Returns the Prime Count function Pi(n). The current implementation relies on sieving to find the primes within the interval, so will take some time and memory.

nth_prime($n)

Returns the value of the nth prime, for n >= 1. Note that:

prime_count(nth_prime(n)) = n

nth_prime(prime_count(n)+1) = next_prime(n)

for all n >= 1.

prime_init($n)

Precalculates anything necessary to do fast calls for operations within the range up to n. Not necessary, but helpful with performance when doing repeated calls with increasing n.

SEE ALSO

Data::BitStream
Data::BitStream::Base
Data::BitStream::WordVec
Data::BitStream::Code::Gamma
Data::BitStream::Code::Delta
Data::BitStream::Code::Omega
Data::BitStream::Code::Levenstein
Data::BitStream::Code::EvenRodeh
Data::BitStream::Code::Additive
Data::BitStream::Code::Fibonacci
Data::BitStream::Code::Golomb
Data::BitStream::Code::Rice
Data::BitStream::Code::GammaGolomb
Data::BitStream::Code::ExponentialGolomb
Data::BitStream::Code::StartStop
Data::BitStream::Code::Baer
Data::BitStream::Code::BoldiVigna
Data::BitStream::Code::Comma
Data::BitStream::Code::Taboo
Data::BitStream::Code::ARice
Math::Prime::Util

AUTHORS

Dana Jacobsen <dana@acm.org>

ACKNOWLEDGEMENTS

Peter Elias, Peter Fenwick, and David Solomon have excellent resources on variable length coding, and Solomon especially has done a lot of work in tracking down and explaining many of the more obscure codes.

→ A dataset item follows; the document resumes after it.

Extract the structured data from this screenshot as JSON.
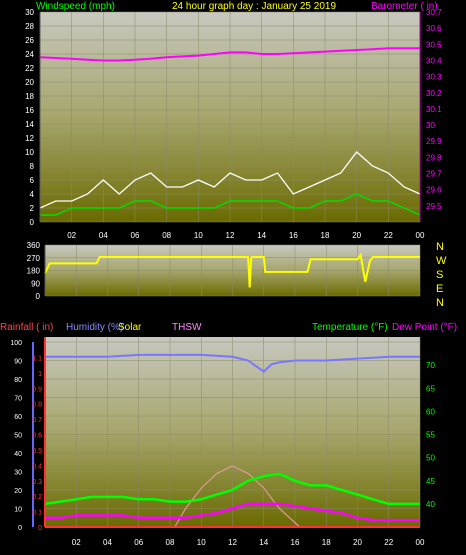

For prime number work, Eratosthenes of Cyrene provided the world with his wonderfully elegant and simple algorithm for finding the primes. Terje Mathisen, A.R. Quesada, and B. Van Pelt all had useful ideas which I used in my wheel sieve.

COPYRIGHT

Copyright 2011-2014 by Dana Jacobsen <dana@acm.org>

This program is free software; you can redistribute it and/or modify it under the same terms as Perl itself.